3.  you complain about your life to friends. they lovingly remind you of this truth.  your pride makes you angry and bitter because you already knew this truth, and you feel like you're being treated like a juvenile for being reminded of it.

4.  you realize that you really did need to hear it again.

Monday, January 23, 2012

being okay

the lessons continue to be learned,

and they transform your life

more and more and more.

you find that His ways

can brake even the most tumultuous of roller coasters.

you find that His peace can overwhelm

the most anxious, insecure thoughts and feelings.

even when you thought for sure that it wouldn't,

the hyperalgesia begins to subside.

things that would have harrowed you to the core

a few weeks ago

are now seen through far clearer lenses

and easily put in their place.

you find yourself laughing at things

that would have tangled your heartstrings into hopeless knots

and deprived you of sleep just last month.

this change ain't no work of the flesh.

of that, you're more than sure.

and you continue to laugh,

because thanks to Him,

you're okay.

Saturday, January 21, 2012

man. manch. manchester.


this actually happened.  what?

wait, really?

a year ago today, i flew there.  lived there.  for half a year.

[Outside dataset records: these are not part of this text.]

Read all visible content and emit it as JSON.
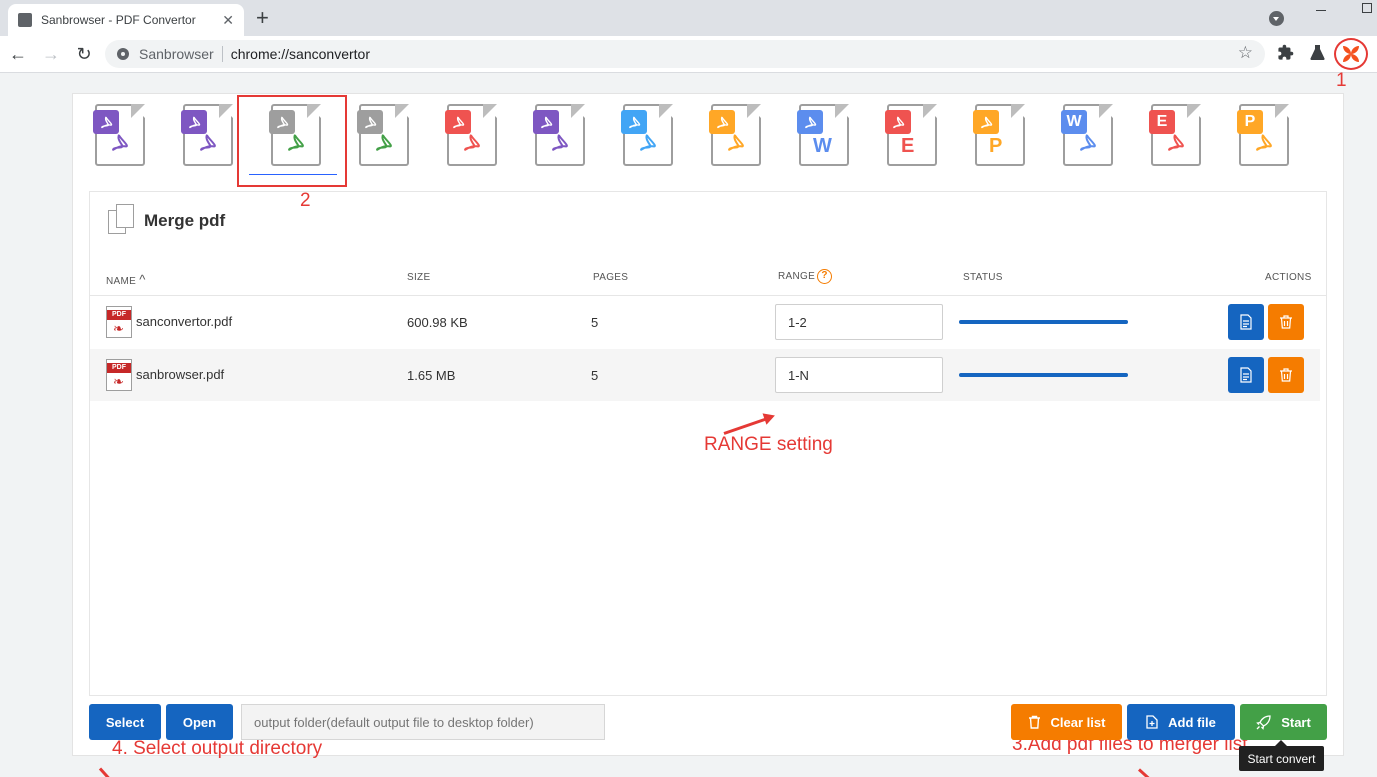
{
  "browser": {
    "tab_title": "Sanbrowser - PDF Convertor",
    "tab_close": "✕",
    "new_tab": "+",
    "site_name": "Sanbrowser",
    "url": "chrome://sanconvertor",
    "back": "←",
    "forward": "→",
    "reload": "↻",
    "star": "☆",
    "extensions_icon": "puzzle-icon",
    "labs_icon": "flask-icon",
    "extension_icon": "sanconvertor-pinwheel-icon"
  },
  "annotations": {
    "a1": "1",
    "a2": "2",
    "range": "RANGE setting",
    "select_dir": "4. Select output directory",
    "add_files": "3.Add pdf files to merger list"
  },
  "tools": [
    {
      "name": "pdf-to-image",
      "badge_color": "#7e57c2",
      "glyph": ""
    },
    {
      "name": "image-to-pdf",
      "badge_color": "#7e57c2",
      "glyph": ""
    },
    {
      "name": "merge-pdf",
      "badge_color": "#9e9e9e",
      "glyph": "",
      "selected": true
    },
    {
      "name": "split-pdf",
      "badge_color": "#9e9e9e",
      "glyph": ""
    },
    {
      "name": "compress-pdf",
      "badge_color": "#ef5350",
      "glyph": ""
    },
    {
      "name": "pdf-to-text",
      "badge_color": "#7e57c2",
      "glyph": ""
    },
    {
      "name": "unlock-pdf",
      "badge_color": "#42a5f5",
      "glyph": ""
    },
    {
      "name": "protect-pdf",
      "badge_color": "#ffa726",
      "glyph": ""
    },
    {
      "name": "pdf-to-word",
      "badge_color": "#5c8dee",
      "glyph": "W"
    },
    {
      "name": "pdf-to-excel",
      "badge_color": "#ef5350",
      "glyph": "E"
    },
    {
      "name": "pdf-to-ppt",
      "badge_color": "#ffa726",
      "glyph": "P"
    },
    {
      "name": "word-to-pdf",
      "badge_color": "#5c8dee",
      "badge_text": "W"
    },
    {
      "name": "excel-to-pdf",
      "badge_color": "#ef5350",
      "badge_text": "E"
    },
    {
      "name": "ppt-to-pdf",
      "badge_color": "#ffa726",
      "badge_text": "P"
    }
  ],
  "panel": {
    "title": "Merge pdf",
    "columns": {
      "name": "NAME",
      "size": "SIZE",
      "pages": "PAGES",
      "range": "RANGE",
      "status": "STATUS",
      "actions": "ACTIONS"
    },
    "sort_indicator": "^",
    "range_help": "?",
    "files": [
      {
        "name": "sanconvertor.pdf",
        "size": "600.98 KB",
        "pages": "5",
        "range": "1-2",
        "progress": 1.0
      },
      {
        "name": "sanbrowser.pdf",
        "size": "1.65 MB",
        "pages": "5",
        "range": "1-N",
        "progress": 1.0
      }
    ],
    "file_tag": "PDF"
  },
  "footer": {
    "select_label": "Select",
    "open_label": "Open",
    "output_placeholder": "output folder(default output file to desktop folder)",
    "clear_label": "Clear list",
    "add_label": "Add file",
    "start_label": "Start",
    "tooltip": "Start convert"
  },
  "colors": {
    "primary": "#1565c0",
    "warning": "#f57c00",
    "success": "#43a047",
    "annotation": "#e53935"
  }
}
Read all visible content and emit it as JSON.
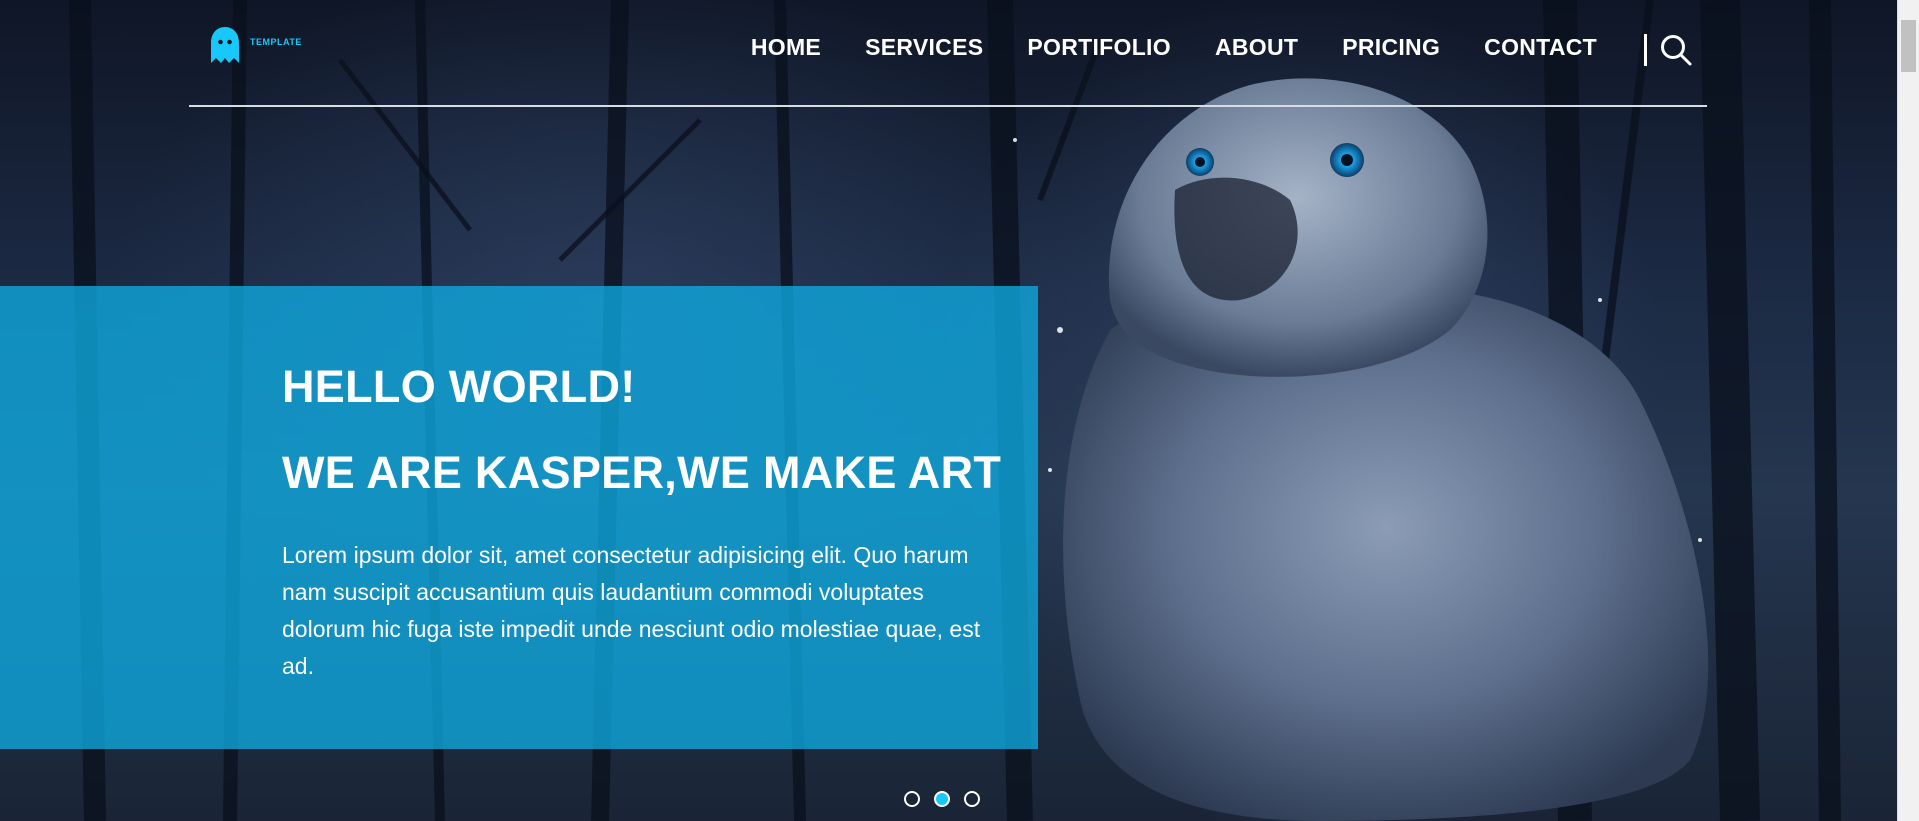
{
  "header": {
    "logo_icon": "ghost-icon",
    "logo_tag": "TEMPLATE",
    "nav": [
      {
        "label": "HOME"
      },
      {
        "label": "SERVICES"
      },
      {
        "label": "PORTIFOLIO"
      },
      {
        "label": "ABOUT"
      },
      {
        "label": "PRICING"
      },
      {
        "label": "CONTACT"
      }
    ],
    "search_icon": "search-icon"
  },
  "hero": {
    "title_line1": "HELLO WORLD!",
    "title_line2": "WE ARE KASPER,WE MAKE ART",
    "paragraph": "Lorem ipsum dolor sit, amet consectetur adipisicing elit. Quo harum nam suscipit accusantium quis laudantium commodi voluptates dolorum hic fuga iste impedit unde nesciunt odio molestiae quae, est ad.",
    "slide_count": 3,
    "active_slide": 2
  },
  "colors": {
    "accent": "#19c8fa",
    "panel": "#0eaae0",
    "text": "#ffffff"
  }
}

sitting here and thinking about it,

it doesn't seem real.

jamais vu, if i've ever experienced it.

yet, when i stare long and hard at the pictures

or quickly zoom in on that island

to oxford road,

things begin to stir -

images, thoughts, feelings,

wonderful and horrible.

excitement and discomfort.

though i can't quite describe all of the ways,

the place and time run deep.

inhaling today's chilly air

was all the indication i needed.

Monday, January 16, 2012

be okay, pt. III

you don't have total control over how others feel.

that's the reality.

yes, your actions can certainly contribute;

thus, be Christlike in how you treat others, as you are commanded.

love.  forgive.  speak truth.

seek reconciliation where it has yet to be found.

go as far as it depends on you -

and there's the thing.  at a point, it won't depend on you any longer.

people may still want to see the world burn, and you with it.

people may still want to darken your days with a monstrous grudge.

at that point, it's on them.

you know full well.  you've been on that side of things before.

don't let anyone's malice ensnare your joy.

He took that hit a couple thousand years ago

and saved you from it.

do be sensitive of the feelings of others,

but don't live, breathe, or swear by them.

seal yourself instead to your place

as a child of the most royal royalty, ever.

then, be okay,

because you can and will be.

Monday, January 9, 2012

be okay, pt. II

this time, the social sphere.

awkwardness is mostly just a feeling - 

one that is often unnecessary and illegitimate.

when you stumble over words,

when you hesitate,

when the topic goes awry,

when you have to ask "what?" several times,

when there's a lull in the conversation

because there's nothing to say,

don't panic.  there's really no need to squirm.

let it be what it is.

what makes you expect smooth, streamlined social interactions?

talking isn't like writing,

and real conversations are not like those in movies and on television.

it's not all perfectly scripted.  accept that.

when you find yourself alone with a person or people

you don't know well,

recognize the fact that there just may not be much to talk about quite yet.

it's okay.  throw asunder any discomfort that may arise.

be at peace with the silence, yourself, and the other person.

do this without reaching for your cell phone or ipod.

shutting the curtains down on people isn't going to improve your sociability.

so, just be okay.

Saturday, January 7, 2012

Thursday, January 5, 2012

be okay.

yes, life requires

that you stand up, settle the score, be alert, make things right.

rise and obey Him.

pray for the strength and the grace to do so.

but, also remember to just be okay.

accept that life is messy. it isnt' and won't be perfect.

you ain't no smooth talker, no smooth walker.  you will stumble.

it's been that way since the bite into the fruit in that garden.

don't live in fear of what trials may come your way,

especially the ones that exist only in your unnecessarily worrisome mind.

don't live in fear of the trials that plague you now.

sorrows come and go.

feelings - of whatever kind - may or may not be legitimate,

but there's something better to live by.

He withholds no good thing.

remember who He is

and what these good things actually are.

fall in love with that.

and be okay.

---

"Peace I leave with you; my peace I give to you. Not as the world gives do I give to you. Let not your hearts be troubled, neither let them be afraid."